CUMIA, Giuseppe
Appartenente a una famiglia benestante, nacque probabilmente a Catania intorno al 1531, notizia, questa, che si deduce dalla prefazione all'opera De successione feudalium, pubblicata nel 1563 e che egli asserisce di avere completata, dopo grandi fatiche e periodi di scoramento, all'età di trentadue anni. A Catania trascorse in pratica quasi tutta la sua vita, prima come studente, poi come docente e studioso, e, a tempo perso, come tipografo e stampatore, attività per la quale viene soprattutto ricordato in una vasta letteratura.
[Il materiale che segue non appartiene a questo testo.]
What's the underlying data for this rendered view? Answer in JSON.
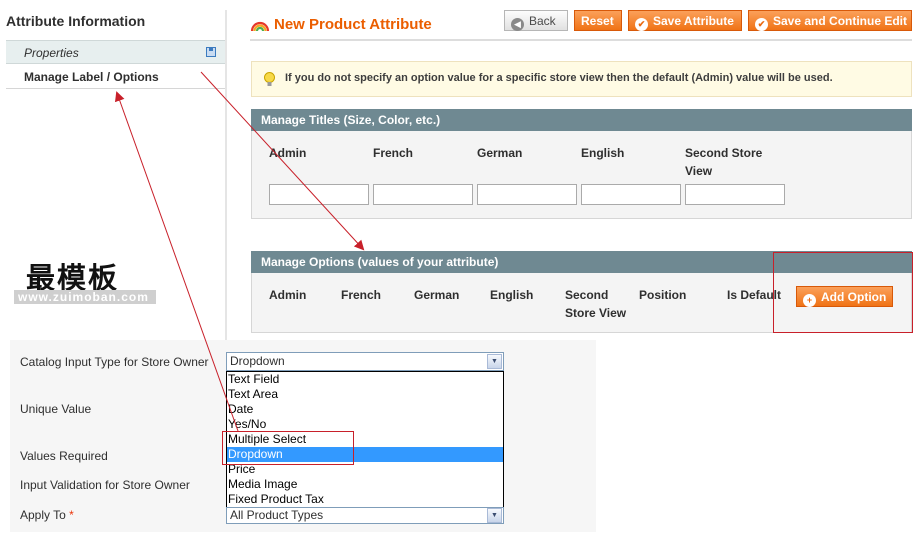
{
  "sidebar": {
    "title": "Attribute Information",
    "tabs": [
      {
        "label": "Properties",
        "icon": "floppy-disk-icon"
      },
      {
        "label": "Manage Label / Options"
      }
    ]
  },
  "header": {
    "title": "New Product Attribute",
    "icon": "rainbow-icon",
    "buttons": {
      "back": "Back",
      "reset": "Reset",
      "save": "Save Attribute",
      "save_continue": "Save and Continue Edit"
    }
  },
  "notice": {
    "text": "If you do not specify an option value for a specific store view then the default (Admin) value will be used.",
    "icon": "lightbulb-icon"
  },
  "manage_titles": {
    "heading": "Manage Titles (Size, Color, etc.)",
    "columns": [
      "Admin",
      "French",
      "German",
      "English",
      "Second Store View"
    ]
  },
  "manage_options": {
    "heading": "Manage Options (values of your attribute)",
    "columns": [
      "Admin",
      "French",
      "German",
      "English",
      "Second Store View",
      "Position",
      "Is Default"
    ],
    "add_button": "Add Option"
  },
  "watermark": {
    "title": "最模板",
    "url": "www.zuimoban.com"
  },
  "properties_form": {
    "labels": {
      "input_type": "Catalog Input Type for Store Owner",
      "unique": "Unique Value",
      "required": "Values Required",
      "validation": "Input Validation for Store Owner",
      "apply_to": "Apply To",
      "apply_to_required_mark": "*"
    },
    "input_type_value": "Dropdown",
    "input_type_options": [
      "Text Field",
      "Text Area",
      "Date",
      "Yes/No",
      "Multiple Select",
      "Dropdown",
      "Price",
      "Media Image",
      "Fixed Product Tax"
    ],
    "selected_option": "Dropdown",
    "apply_to_value": "All Product Types"
  },
  "colors": {
    "accent": "#eb5e00",
    "button_orange": "#f07316",
    "fieldset_header": "#6f8992",
    "annotation_red": "#c8202a",
    "selection_blue": "#3399ff"
  }
}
Avviato alla carriera forense, sappiamo che era ancora studente nel 1553, anno in cui fece istanza al viceré affinché la casa di sua proprietà in Catania non venisse adibita a posada (alloggio di viaggiatori e truppe) adducendo il privilegio che esonerava i discenti dello Studio catanese da questa prestazione, obbligatoria per gli altri cittadini. Della sua vita privata non abbiamo quasi alcuna notizia, se si eccettuano quelle da lui riportate casualmente nei suoi lavori; la moglie, Agata, anch'essa catanese, sposata nel 1546, morì nel 1559 lasciandogli tre figli, Alessandro, Antonina ed Ettore.
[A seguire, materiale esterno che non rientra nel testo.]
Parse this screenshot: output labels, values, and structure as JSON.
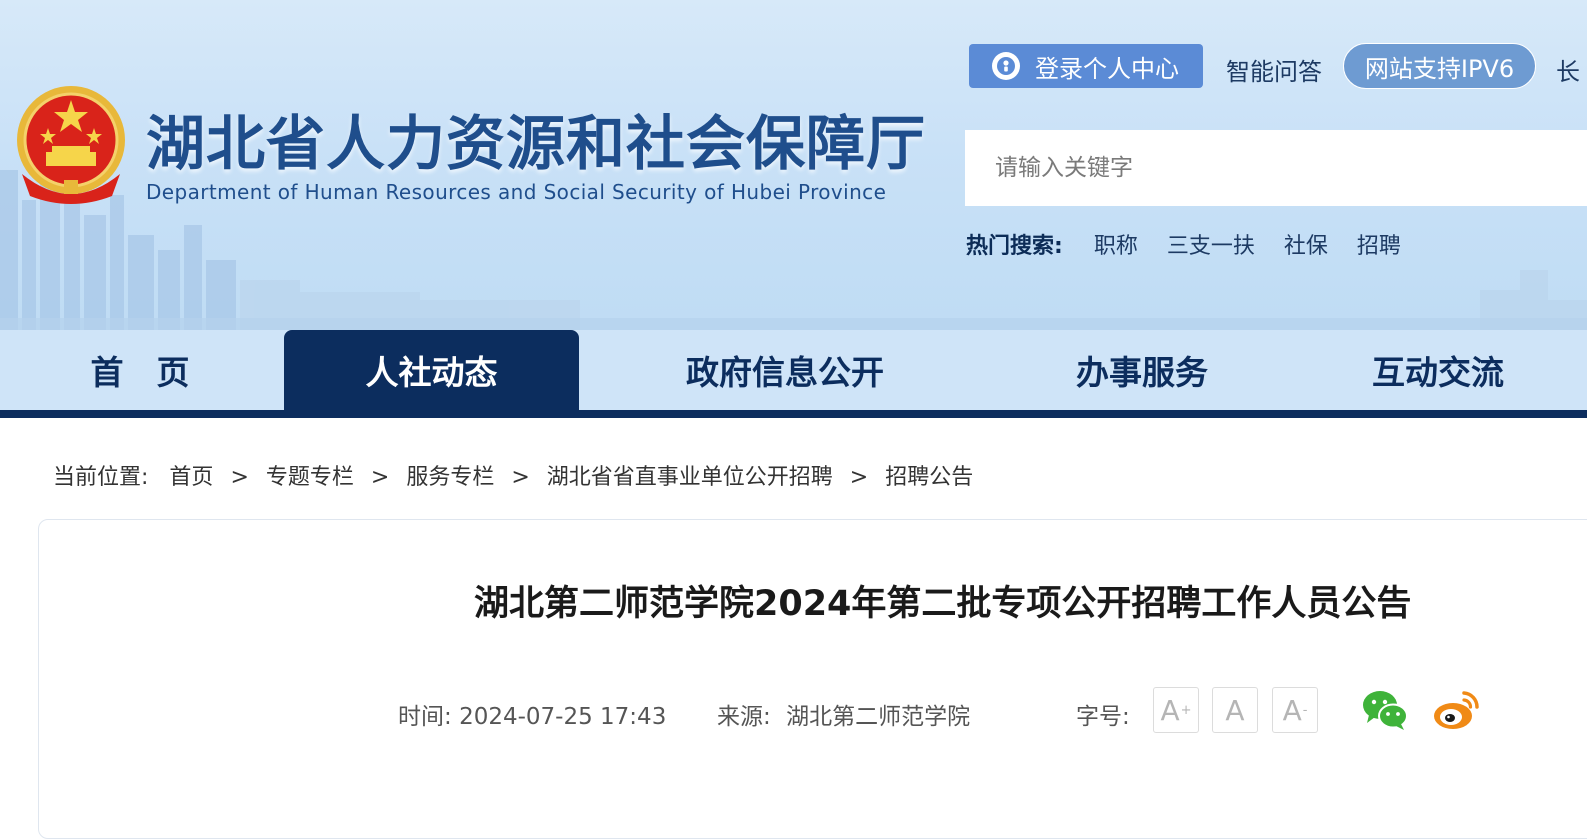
{
  "header": {
    "title": "湖北省人力资源和社会保障厅",
    "subtitle": "Department of Human Resources and Social Security of Hubei Province",
    "login_label": "登录个人中心",
    "qa_label": "智能问答",
    "ipv6_label": "网站支持IPV6",
    "cut_label": "长"
  },
  "search": {
    "placeholder": "请输入关键字",
    "hot_label": "热门搜索:",
    "hot_items": [
      "职称",
      "三支一扶",
      "社保",
      "招聘"
    ]
  },
  "nav": {
    "items": [
      "首　页",
      "人社动态",
      "政府信息公开",
      "办事服务",
      "互动交流"
    ],
    "active": "人社动态"
  },
  "breadcrumb": {
    "label": "当前位置:",
    "items": [
      "首页",
      "专题专栏",
      "服务专栏",
      "湖北省省直事业单位公开招聘",
      "招聘公告"
    ],
    "separator": ">"
  },
  "article": {
    "title": "湖北第二师范学院2024年第二批专项公开招聘工作人员公告",
    "time_label": "时间:",
    "time_value": "2024-07-25 17:43",
    "source_label": "来源:",
    "source_value": "湖北第二师范学院",
    "font_label": "字号:",
    "font_glyph": "A",
    "font_plus": "+",
    "font_minus": "-"
  },
  "colors": {
    "brand_dark": "#0c2d5e",
    "brand_blue": "#1f4e8c",
    "login_bg": "#5b8bd6",
    "wechat": "#3fb33a",
    "weibo": "#f08a16"
  },
  "icons": {
    "emblem": "national-emblem",
    "login": "user-circle-icon",
    "wechat": "wechat-icon",
    "weibo": "weibo-icon"
  }
}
Dai suoi lavori possiamo dedurre che il C., per quanto indubbiamente portato agli studi e all'insegnamento, possedeva nello stesso tempo una vena poetica che peraltro esercitò soltanto negli anni giovanili, componendo un volume di Rime. Ed è anche in questo periodo (siamo poco oltre il 1560) che si dedicò a quella attività così caratteristica per la quale viene ricordato come il primo che introdusse l'arte della stampa in Catania.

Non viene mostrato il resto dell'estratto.